Fisichella: Rosmini fu sempre fedele alla Chiesa La beatificazione riconosce il suo servizio appassionato
DI LORENZO ROSOLI
Confessa di essersi «emozionato », domenica a Novara, durante il rito di beatificazione. «Mentre si alzava il velo sul ritratto di Rosmini ho percepito un sorriso, del tutto indescrivibile, sul suo volto. Forse un sorriso di soddisfazione perché finalmente veniva riconosciuta la sua buona volontà di servire la Chiesa. Questa, non altro, è stata la sua vita». In tale cammino di «riconoscimento» del volto autentico dell’autore delle Cinque piaghe della santa Chiesa, il vescovo ausiliare di Roma, Rino Fisichella, ha avuto un ruolo importante: quello di «ponente». «Nella prassi della Congregazione delle cause dei santi – spiega il rettore della Lateranense – l’ultimo passaggio prima di arrivare al Papa è la riunione plenaria della Congregazione, dove vi sono quindici cardinali e vescovi che debbono votare sia le virtù sia – in un momento diverso – il miracolo. Ogni causa viene presentata da un relatore, il ponente ».
Quale profilo di santità identifica Rosmini in modo peculiare?
In primo luogo la sua vita posta interamente alla luce dell’obbedienza alla volontà di Dio. In secondo luogo: quando Rosmini riceve la vocazione al sacerdozio, dice: Dio mi aprì gli occhi su molte cose, e io conobbi che non vi era altra sapienza se non in Dio. Ciò è peculiare per capire non solo la santità ma anche la profondità del suo pensiero: egli riconosce che c’è un primato della grazia nella nostra vita, che tutta la saggezza umana alla fine deve sfociare nella sapienza di Dio.
In Rosmini il riferimento alla carità è centrale...
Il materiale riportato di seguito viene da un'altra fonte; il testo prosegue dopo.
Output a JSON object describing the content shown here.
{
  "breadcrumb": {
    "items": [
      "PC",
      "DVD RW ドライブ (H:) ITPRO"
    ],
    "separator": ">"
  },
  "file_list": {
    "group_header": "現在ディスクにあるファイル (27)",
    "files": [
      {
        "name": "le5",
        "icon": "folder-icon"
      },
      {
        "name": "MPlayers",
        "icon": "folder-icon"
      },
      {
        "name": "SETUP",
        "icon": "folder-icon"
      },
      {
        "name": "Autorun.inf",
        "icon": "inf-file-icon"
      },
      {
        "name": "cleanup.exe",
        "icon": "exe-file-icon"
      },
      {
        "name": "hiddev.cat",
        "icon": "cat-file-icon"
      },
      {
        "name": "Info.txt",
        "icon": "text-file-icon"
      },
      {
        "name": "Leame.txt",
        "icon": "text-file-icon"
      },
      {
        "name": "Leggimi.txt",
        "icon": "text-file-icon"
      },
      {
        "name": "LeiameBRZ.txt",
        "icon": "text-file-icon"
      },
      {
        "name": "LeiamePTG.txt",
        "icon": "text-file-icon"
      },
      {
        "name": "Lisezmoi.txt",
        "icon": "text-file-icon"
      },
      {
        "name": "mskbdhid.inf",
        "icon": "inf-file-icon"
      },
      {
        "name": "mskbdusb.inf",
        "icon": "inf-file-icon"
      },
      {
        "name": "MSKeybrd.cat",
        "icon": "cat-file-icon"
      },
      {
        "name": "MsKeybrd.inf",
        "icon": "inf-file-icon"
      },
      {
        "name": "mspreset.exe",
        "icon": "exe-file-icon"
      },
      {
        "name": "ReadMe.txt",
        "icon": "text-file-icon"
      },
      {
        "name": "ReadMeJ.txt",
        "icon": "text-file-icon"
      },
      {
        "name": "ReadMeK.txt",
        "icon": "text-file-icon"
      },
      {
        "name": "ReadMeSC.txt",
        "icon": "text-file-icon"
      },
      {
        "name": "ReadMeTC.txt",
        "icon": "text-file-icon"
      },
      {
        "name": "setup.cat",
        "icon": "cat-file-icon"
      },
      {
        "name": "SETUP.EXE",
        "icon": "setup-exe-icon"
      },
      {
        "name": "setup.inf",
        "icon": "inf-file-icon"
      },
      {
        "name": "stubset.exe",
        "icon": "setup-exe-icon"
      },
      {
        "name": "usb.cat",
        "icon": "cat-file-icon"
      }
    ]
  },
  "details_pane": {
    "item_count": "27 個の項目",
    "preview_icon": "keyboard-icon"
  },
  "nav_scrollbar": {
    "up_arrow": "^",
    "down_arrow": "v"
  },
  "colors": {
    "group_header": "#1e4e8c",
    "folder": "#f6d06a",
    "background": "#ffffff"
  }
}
Una carità che declina su tre piani. Prima di tutto la carità spirituale: la vita teologale, quell’amore che deve plasmare l’intera esistenza del cristiano. Vi è poi la sua bella interpretazione della carità intellettuale: da un lato Rosmini volle promuovere l’intelligenza della rivelazione e della fede, all’interno della Chiesa – quindi sostenne la formazione del clero, la cui insufficiente educazione aveva additato fra le «piaghe» della Chiesa; dall’altro divenne lui stesso segno concreto di dialogo con la cultura del tempo – si pensi a nomi come Tommaseo e Manzoni. Vi è infine la carità temporale. Rosmini non ha fondato solo l’Istituto della Carità ma anche le Suore della Provvidenza, come a dire che la carità deve sapersi aprire a quella dimensione più profonda, originaria d’ogni amore, che è l’amore di Dio provvidente.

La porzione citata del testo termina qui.